The Agent assured them that they should have justice, but they did not get it.

As physical resistance to attacks and insults would have made matters worse for the Frenchmen, besides being hopeless in the face of great odds of numbers, it was resolved in one place at any rate, the name of which I cannot find, to resort to boycotting as a means of reprisal. I give the circulated notice of this in its original quaint and illiterate French:

‘En conséquence de la délibération faite et teneu par le corps de François deteneus en cette ville il a esté ordonné qu’après qu’il aura cette Notoire, que quelque Marchand, Fabriquant, Boutiquier etcetera de cette ville aurons insulté, injurié, ou comis quelque aiesais (?) au vis à vis de quelque François tel que puis être, et que le fait aura été averée, il sera mis une affiche dans les Lieus les plus aparants portant proscription de sa Maison, Boutique, Fabrique etcetera, et ordonné et defendeu à tout François quelque qualité, condition qu’il soy sous Paine d’être regardé et déclaré traité à la Patrie et de subire plus grande Punition suivent l’exsigence du cas et qu’il en sera decidé.

‘La France.’

The above is dated 1758.

In 1779 the parole prisoners at Alresford complained of being constantly molested and insulted by the inhabitants, and asked to be sent elsewhere. Later, however, the local gentry and principal people guarantee a cessation of this, and the prisoners pray to be allowed to stay. The officer prisoners asked to be allowed to accept invitations at Winchester, but were refused. In the same year prisoners at Redruth complained of daily insults at the hands of an uncivilized populace, and from Chippenham twenty-nine officers signed a complaint about insults and attacks, and stated that as a result one of them was obliged to keep his room for eight days.
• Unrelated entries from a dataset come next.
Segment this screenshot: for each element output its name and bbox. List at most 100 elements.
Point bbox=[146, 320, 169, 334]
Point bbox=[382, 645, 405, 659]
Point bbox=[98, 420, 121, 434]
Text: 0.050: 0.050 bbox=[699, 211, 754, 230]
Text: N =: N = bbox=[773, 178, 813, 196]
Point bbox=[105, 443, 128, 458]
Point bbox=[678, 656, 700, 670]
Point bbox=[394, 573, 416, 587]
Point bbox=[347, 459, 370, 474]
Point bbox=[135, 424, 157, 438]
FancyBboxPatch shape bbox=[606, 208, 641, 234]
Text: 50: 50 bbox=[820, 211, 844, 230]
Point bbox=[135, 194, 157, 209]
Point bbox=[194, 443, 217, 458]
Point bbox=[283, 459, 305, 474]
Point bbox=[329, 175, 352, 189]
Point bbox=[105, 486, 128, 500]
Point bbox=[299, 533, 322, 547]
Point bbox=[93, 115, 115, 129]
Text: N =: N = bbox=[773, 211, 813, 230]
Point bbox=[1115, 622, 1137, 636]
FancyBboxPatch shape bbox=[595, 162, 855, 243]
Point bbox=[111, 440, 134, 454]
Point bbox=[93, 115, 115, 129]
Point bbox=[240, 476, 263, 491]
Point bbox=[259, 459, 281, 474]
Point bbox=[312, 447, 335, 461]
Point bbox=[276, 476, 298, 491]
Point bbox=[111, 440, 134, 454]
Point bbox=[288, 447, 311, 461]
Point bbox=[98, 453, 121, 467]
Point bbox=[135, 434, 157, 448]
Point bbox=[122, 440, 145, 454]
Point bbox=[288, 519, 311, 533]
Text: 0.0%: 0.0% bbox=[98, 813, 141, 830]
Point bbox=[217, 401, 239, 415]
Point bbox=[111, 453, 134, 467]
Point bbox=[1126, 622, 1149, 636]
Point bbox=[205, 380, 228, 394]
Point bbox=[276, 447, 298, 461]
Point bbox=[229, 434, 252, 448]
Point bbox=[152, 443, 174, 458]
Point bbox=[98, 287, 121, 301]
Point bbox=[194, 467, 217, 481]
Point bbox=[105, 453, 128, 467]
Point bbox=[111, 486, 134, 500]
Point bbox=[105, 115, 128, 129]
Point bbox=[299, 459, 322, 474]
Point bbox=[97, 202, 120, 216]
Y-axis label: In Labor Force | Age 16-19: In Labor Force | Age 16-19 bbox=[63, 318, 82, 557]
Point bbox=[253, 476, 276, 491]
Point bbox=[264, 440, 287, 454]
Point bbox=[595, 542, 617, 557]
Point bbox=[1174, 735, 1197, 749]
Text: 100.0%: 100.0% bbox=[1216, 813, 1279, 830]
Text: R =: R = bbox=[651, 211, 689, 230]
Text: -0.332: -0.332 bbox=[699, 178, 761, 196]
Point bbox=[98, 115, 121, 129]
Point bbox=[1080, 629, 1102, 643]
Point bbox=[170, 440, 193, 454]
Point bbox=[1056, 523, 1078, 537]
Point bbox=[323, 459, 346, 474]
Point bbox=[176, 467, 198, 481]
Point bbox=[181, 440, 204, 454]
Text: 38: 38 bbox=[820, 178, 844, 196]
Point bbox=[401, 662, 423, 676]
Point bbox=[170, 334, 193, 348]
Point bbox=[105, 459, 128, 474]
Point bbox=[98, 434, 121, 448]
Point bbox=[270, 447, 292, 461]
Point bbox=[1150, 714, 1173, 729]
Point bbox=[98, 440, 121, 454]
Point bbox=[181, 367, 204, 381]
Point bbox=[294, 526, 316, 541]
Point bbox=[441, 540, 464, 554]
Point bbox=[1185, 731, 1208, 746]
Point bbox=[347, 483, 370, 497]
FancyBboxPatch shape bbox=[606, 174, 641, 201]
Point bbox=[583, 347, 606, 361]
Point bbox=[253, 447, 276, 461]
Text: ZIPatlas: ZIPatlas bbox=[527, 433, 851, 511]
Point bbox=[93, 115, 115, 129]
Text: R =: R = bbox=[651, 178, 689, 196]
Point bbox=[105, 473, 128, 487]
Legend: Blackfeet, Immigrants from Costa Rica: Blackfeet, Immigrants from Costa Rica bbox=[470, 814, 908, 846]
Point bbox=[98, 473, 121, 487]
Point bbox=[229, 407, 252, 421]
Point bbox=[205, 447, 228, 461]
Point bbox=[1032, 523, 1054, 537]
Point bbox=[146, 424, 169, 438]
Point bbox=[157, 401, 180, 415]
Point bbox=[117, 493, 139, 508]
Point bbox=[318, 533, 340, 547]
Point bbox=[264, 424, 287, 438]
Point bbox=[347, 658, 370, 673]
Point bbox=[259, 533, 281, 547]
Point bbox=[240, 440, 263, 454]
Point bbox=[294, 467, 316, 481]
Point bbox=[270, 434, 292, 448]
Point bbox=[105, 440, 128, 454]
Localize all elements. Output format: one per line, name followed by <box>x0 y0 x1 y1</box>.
On the other hand, prisoners under orders to leave Tavistock for another parole town petition to be allowed to remain there, as the Agent has been so good to them; and as a sign that even in Kent matters were changing for the better, the prayer of some parole prisoners at Tenterden to be sent to Cranbrook on account of the insults by the people, is counterbalanced by a petition of other prisoners in the same town who assert that only a few soldiers have insulted them, and asking that no change be made, as the inhabitants are hospitable and kindly, and the Agent very just and lenient.

Much quiet, unostentatious kindness was shown towards the prisoners which has not been recorded, but in the Memoir of William Pearce of Launceston, in 1810, it is written that he made the parole prisoners in that town the objects of his special attention; that he gave them religious instruction, circulated tracts among them in their own language, and relieved their necessities, with the result that many reformed and attended his services. One prisoner came back after the Peace of 1815, lived in the service of the chapel, and was buried in its grave-yard. En parenthèse the writer adds that the boys of Launceston got quite into the habit of ejaculating ‘Morbleu!’ from hearing it so constantly on the lips of the French prisoners.
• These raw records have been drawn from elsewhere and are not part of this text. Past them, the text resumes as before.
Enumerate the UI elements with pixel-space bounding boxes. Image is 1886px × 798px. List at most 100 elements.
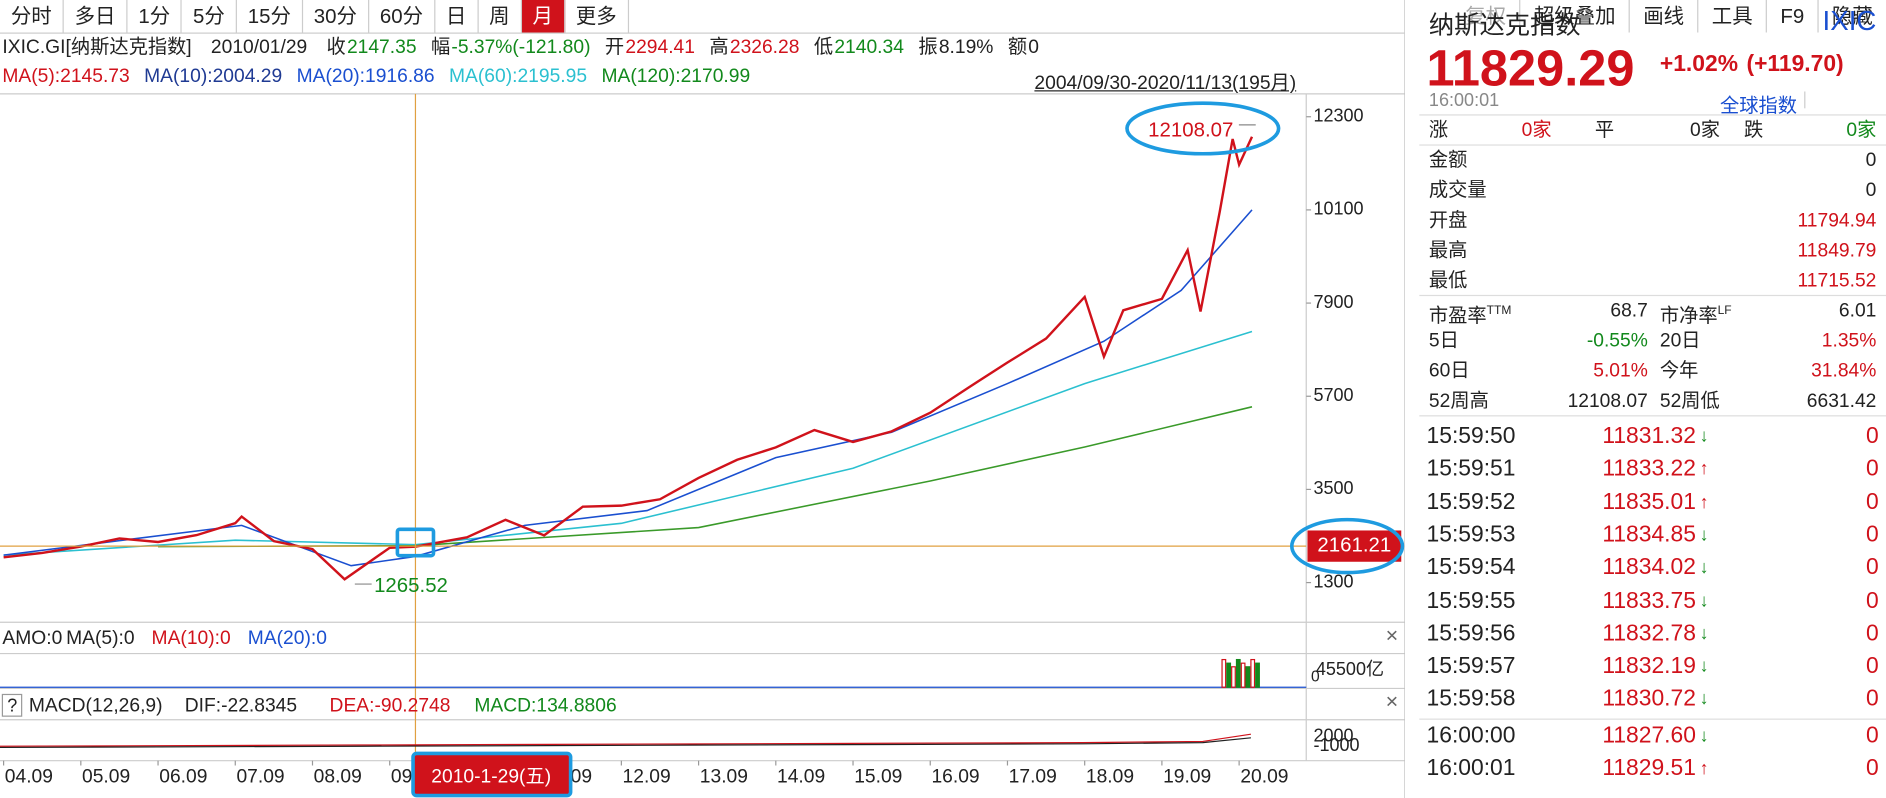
- tick-arrow: ↓: [1699, 656, 1709, 677]
- y-tick-label: 10100: [1313, 199, 1363, 219]
- tick-volume: 0: [1866, 755, 1879, 782]
- high-label: 12108.07: [1148, 118, 1233, 141]
- stat-label: 最高: [1428, 240, 1468, 262]
- separator: [1419, 718, 1886, 720]
- x-tick-label: 12.09: [623, 767, 671, 788]
- tick-volume: 0: [1866, 587, 1879, 614]
- quote-item: 额: [1007, 37, 1028, 58]
- amo-label: MA(20):0: [248, 628, 327, 649]
- tick-price: 11834.85: [1602, 522, 1696, 548]
- period-tab[interactable]: 5分: [182, 0, 237, 33]
- quote-item: 幅: [430, 37, 451, 58]
- tick-arrow: ↓: [1699, 725, 1709, 746]
- y-tick-label: 3500: [1313, 478, 1353, 498]
- volume-bar: [1240, 662, 1246, 688]
- crosshair-date: 2010-1-29(五): [431, 767, 551, 788]
- amo-label: MA(10):0: [152, 628, 231, 649]
- period-tab[interactable]: 1分: [127, 0, 183, 33]
- quote-item: 高: [709, 37, 729, 58]
- tick-row: 16:00:01 11829.51 ↑ 0: [1427, 753, 1879, 783]
- stat-row: 最低 11715.52: [1429, 266, 1876, 296]
- tool-button[interactable]: 隐藏: [1817, 0, 1886, 33]
- period-tab[interactable]: 15分: [237, 0, 303, 33]
- period-tab[interactable]: 60分: [369, 0, 436, 33]
- period-tab[interactable]: 日: [435, 0, 479, 33]
- tick-price: 11827.60: [1602, 722, 1696, 749]
- tool-button[interactable]: 画线: [1628, 0, 1698, 33]
- tick-row: 15:59:55 11833.75 ↓ 0: [1427, 586, 1879, 616]
- tick-volume: 0: [1866, 722, 1879, 749]
- volume-bar: [1245, 666, 1251, 688]
- index-code: IXIC: [1822, 4, 1877, 37]
- breadth-item: 平: [1594, 120, 1615, 141]
- tool-button[interactable]: 工具: [1697, 0, 1766, 33]
- tick-time: 15:59:58: [1426, 686, 1516, 712]
- ratio-label: 60日: [1428, 361, 1470, 382]
- tool-button[interactable]: F9: [1765, 0, 1818, 33]
- period-tab[interactable]: 分时: [0, 0, 64, 33]
- ratio-row: 52周高 12108.07 52周低 6631.42: [1429, 386, 1876, 416]
- tick-volume: 0: [1866, 686, 1879, 712]
- tick-time: 15:59:51: [1426, 456, 1516, 482]
- x-tick-label: 06.09: [159, 767, 207, 788]
- volume-bar: [1226, 662, 1232, 688]
- amo-label: AMO:0: [2, 628, 62, 649]
- tick-arrow: ↓: [1699, 426, 1709, 447]
- quote-item: 低: [813, 37, 834, 58]
- price-line: [3, 330, 1253, 556]
- stat-value: 0: [1865, 150, 1877, 171]
- ratio-value: -0.55%: [1586, 330, 1648, 352]
- help-box: [1, 693, 23, 717]
- ma-legend-item: MA(20):1916.86: [296, 66, 435, 87]
- stat-label: 最低: [1428, 270, 1468, 292]
- tick-time: 15:59:52: [1426, 489, 1516, 515]
- tick-time: 16:00:00: [1426, 722, 1516, 749]
- period-tab[interactable]: 30分: [303, 0, 369, 33]
- tick-price: 11834.02: [1602, 555, 1696, 581]
- separator: [1419, 294, 1886, 297]
- close-icon: ×: [1386, 689, 1399, 714]
- tick-row: 15:59:54 11834.02 ↓ 0: [1426, 553, 1879, 583]
- x-tick-label: 16.09: [931, 767, 979, 788]
- period-tab[interactable]: 多日: [64, 0, 128, 33]
- quote-item: 2147.35: [346, 37, 417, 58]
- price-line: [158, 406, 1253, 548]
- y-tick-label: 5700: [1313, 385, 1353, 405]
- x-tick-label: 20.09: [1240, 767, 1288, 788]
- date-range[interactable]: 2004/09/30-2020/11/13(195月): [1034, 73, 1297, 94]
- y-tick-label: 7900: [1313, 292, 1353, 312]
- period-tab[interactable]: 周: [478, 0, 522, 33]
- tool-button[interactable]: 复权: [1465, 4, 1507, 28]
- toolbar: 分时 多日 1分 5分 15分 30分 60分日周月更多: [0, 0, 1405, 34]
- last-price: 11829.29: [1426, 39, 1635, 97]
- tick-row: 15:59:57 11832.19 ↓ 0: [1427, 651, 1879, 681]
- tick-volume: 0: [1866, 456, 1879, 482]
- stat-value: 11715.52: [1797, 270, 1877, 292]
- volume-bar: [1221, 658, 1227, 688]
- volume-bar: [1255, 662, 1260, 688]
- tick-volume: 0: [1866, 423, 1879, 449]
- ratio-label: 20日: [1659, 330, 1701, 352]
- ratio-label: 今年: [1659, 361, 1699, 382]
- tick-volume: 0: [1866, 620, 1879, 647]
- tick-time: 15:59:50: [1426, 423, 1516, 449]
- tick-row: 15:59:50 11831.32 ↓ 0: [1426, 421, 1879, 451]
- low-label: 1265.52: [374, 574, 448, 597]
- quote-item: 2326.28: [729, 37, 800, 58]
- tick-time: 15:59:54: [1426, 555, 1516, 581]
- period-tab[interactable]: 更多: [565, 0, 629, 33]
- period-tab[interactable]: 月: [521, 0, 565, 33]
- close-icon: ×: [1386, 622, 1399, 647]
- separator: [1419, 415, 1886, 417]
- icon-box: [1804, 91, 1877, 109]
- ratio-label: 52周高: [1428, 391, 1489, 412]
- price-label-bg: [1307, 530, 1402, 562]
- tick-row: 15:59:53 11834.85 ↓ 0: [1427, 520, 1879, 550]
- tick-price: 11829.51: [1602, 755, 1696, 782]
- tick-price: 11832.78: [1602, 620, 1696, 647]
- tick-row: 15:59:56 11832.78 ↓ 0: [1427, 618, 1879, 648]
- breadth-item: 跌: [1744, 120, 1764, 141]
- global-index-link[interactable]: 全球指数: [1720, 96, 1798, 117]
- tool-button[interactable]: 超级叠加: [1519, 0, 1628, 33]
- stat-row: 开盘 11794.94: [1429, 206, 1876, 236]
In the Life of Hannah More, written by William Roberts, we read:

‘Some French officers of cultivated minds and polished manners being on their parole in the neighbourhood of Bristol, were frequent guests at Mr. More’s house, and always fixed upon Hannah as their interpreter, and her intercourse with their society is said to have laid the ground of that free and elegant use of their language for which she was afterwards distinguished.’